Graphene aerogel induced by ethanol-assisted method for excellent electromagnetic wave absorption

Graphene aerogels with three-dimensional network structure exhibit excellent electromagnetic (EM) wave attenuation capacity and are often designed as EM-absorbing materials. However, the fabrication processes of these materials are generally sophisticated and time-consuming. Herein, a series of graphene aerogels are synthesized successfully through a simple modified hydrothermal method using ethanol and water as the solvent. The effects of the volume ratio of ethanol-to-water (EtOH/H2O) on the chemical compositions, microstructures, and EM absorption properties of the aerogels are investigated.

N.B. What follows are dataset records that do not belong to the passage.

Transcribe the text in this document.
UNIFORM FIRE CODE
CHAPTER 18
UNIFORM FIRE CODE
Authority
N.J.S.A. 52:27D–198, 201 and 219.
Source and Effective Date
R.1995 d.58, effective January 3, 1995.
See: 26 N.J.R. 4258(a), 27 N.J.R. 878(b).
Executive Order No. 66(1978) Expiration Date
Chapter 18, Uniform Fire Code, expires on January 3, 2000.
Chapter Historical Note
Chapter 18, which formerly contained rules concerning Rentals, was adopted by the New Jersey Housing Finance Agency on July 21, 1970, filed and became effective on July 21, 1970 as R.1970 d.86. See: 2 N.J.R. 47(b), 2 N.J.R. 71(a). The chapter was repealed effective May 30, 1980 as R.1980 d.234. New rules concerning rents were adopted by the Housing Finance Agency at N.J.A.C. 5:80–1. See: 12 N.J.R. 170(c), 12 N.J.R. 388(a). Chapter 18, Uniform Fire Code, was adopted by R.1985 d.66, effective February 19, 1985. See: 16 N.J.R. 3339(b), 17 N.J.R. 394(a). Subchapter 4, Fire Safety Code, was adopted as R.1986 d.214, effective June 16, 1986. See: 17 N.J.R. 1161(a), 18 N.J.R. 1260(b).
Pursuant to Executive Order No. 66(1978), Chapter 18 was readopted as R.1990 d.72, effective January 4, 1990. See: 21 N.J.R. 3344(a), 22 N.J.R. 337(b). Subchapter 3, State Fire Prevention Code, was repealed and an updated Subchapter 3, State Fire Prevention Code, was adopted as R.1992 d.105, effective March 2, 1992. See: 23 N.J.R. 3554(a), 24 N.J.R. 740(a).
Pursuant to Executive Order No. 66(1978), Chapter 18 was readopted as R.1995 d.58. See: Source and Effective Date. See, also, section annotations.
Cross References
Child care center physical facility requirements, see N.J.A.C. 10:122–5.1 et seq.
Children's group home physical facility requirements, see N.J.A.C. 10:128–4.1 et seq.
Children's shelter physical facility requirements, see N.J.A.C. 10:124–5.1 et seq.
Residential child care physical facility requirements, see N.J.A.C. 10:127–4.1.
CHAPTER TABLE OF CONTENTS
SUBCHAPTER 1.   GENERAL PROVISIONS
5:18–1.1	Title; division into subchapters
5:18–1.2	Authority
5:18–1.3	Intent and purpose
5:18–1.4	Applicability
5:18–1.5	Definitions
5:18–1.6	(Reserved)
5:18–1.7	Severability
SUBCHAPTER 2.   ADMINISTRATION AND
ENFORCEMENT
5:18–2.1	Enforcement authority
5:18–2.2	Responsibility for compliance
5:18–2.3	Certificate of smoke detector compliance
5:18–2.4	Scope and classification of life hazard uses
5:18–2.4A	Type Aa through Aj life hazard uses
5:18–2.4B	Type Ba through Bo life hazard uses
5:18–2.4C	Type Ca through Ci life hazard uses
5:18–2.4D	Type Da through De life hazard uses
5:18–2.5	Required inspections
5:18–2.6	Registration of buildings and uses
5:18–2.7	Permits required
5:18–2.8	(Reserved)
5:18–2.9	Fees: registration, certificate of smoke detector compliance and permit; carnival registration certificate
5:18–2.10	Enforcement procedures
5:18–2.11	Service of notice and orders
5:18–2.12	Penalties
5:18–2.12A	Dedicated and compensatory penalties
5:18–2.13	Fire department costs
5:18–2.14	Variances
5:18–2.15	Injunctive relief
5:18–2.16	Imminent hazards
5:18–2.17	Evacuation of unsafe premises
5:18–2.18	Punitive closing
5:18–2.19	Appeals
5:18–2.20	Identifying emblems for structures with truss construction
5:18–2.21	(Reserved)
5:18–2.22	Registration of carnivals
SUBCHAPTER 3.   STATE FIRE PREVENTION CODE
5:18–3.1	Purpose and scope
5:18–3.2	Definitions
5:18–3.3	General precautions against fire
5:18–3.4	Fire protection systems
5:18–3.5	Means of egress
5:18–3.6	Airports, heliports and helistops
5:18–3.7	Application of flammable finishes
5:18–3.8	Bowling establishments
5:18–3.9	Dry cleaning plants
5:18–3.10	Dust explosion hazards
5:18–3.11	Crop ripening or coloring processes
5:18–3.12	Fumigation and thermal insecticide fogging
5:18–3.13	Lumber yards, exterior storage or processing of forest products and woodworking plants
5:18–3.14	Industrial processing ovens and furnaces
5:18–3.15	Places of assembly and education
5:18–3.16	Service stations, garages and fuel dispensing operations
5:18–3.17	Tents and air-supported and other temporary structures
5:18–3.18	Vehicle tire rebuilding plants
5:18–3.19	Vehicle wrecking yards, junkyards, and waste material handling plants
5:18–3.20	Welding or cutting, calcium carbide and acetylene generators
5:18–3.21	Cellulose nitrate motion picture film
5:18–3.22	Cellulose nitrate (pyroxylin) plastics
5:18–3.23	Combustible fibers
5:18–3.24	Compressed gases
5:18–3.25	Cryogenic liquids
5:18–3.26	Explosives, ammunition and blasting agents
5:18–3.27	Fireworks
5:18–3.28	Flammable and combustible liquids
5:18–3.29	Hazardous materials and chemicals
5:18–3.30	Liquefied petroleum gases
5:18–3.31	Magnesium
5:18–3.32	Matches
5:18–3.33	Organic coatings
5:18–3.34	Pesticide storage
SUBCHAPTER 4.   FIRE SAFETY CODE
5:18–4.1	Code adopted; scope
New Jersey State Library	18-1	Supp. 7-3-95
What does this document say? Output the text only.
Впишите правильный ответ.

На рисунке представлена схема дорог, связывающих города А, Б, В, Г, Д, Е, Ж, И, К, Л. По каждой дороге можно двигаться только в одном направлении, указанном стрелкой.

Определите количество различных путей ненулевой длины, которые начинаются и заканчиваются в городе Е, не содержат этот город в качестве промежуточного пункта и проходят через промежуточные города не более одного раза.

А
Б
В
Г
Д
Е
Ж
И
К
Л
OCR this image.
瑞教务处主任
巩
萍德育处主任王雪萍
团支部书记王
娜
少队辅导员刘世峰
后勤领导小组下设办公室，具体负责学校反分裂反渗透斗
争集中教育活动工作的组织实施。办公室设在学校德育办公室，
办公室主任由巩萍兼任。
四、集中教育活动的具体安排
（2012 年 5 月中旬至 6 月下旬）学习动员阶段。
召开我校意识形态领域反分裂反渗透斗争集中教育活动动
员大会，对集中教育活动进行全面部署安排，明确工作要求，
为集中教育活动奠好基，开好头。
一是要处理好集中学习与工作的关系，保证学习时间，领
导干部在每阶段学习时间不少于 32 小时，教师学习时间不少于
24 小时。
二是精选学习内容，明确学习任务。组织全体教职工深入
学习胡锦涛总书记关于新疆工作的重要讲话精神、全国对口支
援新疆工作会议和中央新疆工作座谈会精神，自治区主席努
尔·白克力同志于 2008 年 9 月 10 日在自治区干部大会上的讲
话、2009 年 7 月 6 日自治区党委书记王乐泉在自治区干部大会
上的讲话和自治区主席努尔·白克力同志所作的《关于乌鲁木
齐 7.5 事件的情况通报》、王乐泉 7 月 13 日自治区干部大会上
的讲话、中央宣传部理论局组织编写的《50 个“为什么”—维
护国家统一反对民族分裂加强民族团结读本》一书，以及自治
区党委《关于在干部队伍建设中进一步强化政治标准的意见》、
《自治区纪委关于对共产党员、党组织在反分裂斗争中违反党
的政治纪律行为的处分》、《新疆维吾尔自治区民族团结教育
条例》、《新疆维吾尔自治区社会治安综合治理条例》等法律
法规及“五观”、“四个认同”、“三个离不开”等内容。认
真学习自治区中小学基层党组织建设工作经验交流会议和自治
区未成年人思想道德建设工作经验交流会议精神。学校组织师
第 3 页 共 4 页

Results demonstrate that the microstructure and EM-absorbing ability are strongly dependent on the volume ratio of EtOH/H2O, and the best performance is obtained with EtOH/H2O of 1:1. Owing to the optimized ratio, the aerogel with 4.1 mg/ml exhibits a remarkable minimum reflection loss of − 52.6 dB and a broad efficient absorption bandwidth of 7.65 GHz under an ultralow filler content (3 wt%), showing obvious advantages compared with most graphene-based absorbers. This work reveals that the graphene aerogel prepared through this ethanol-assisted hydrothermal protocol is a promising candidate for lightweight and economical EM absorption material.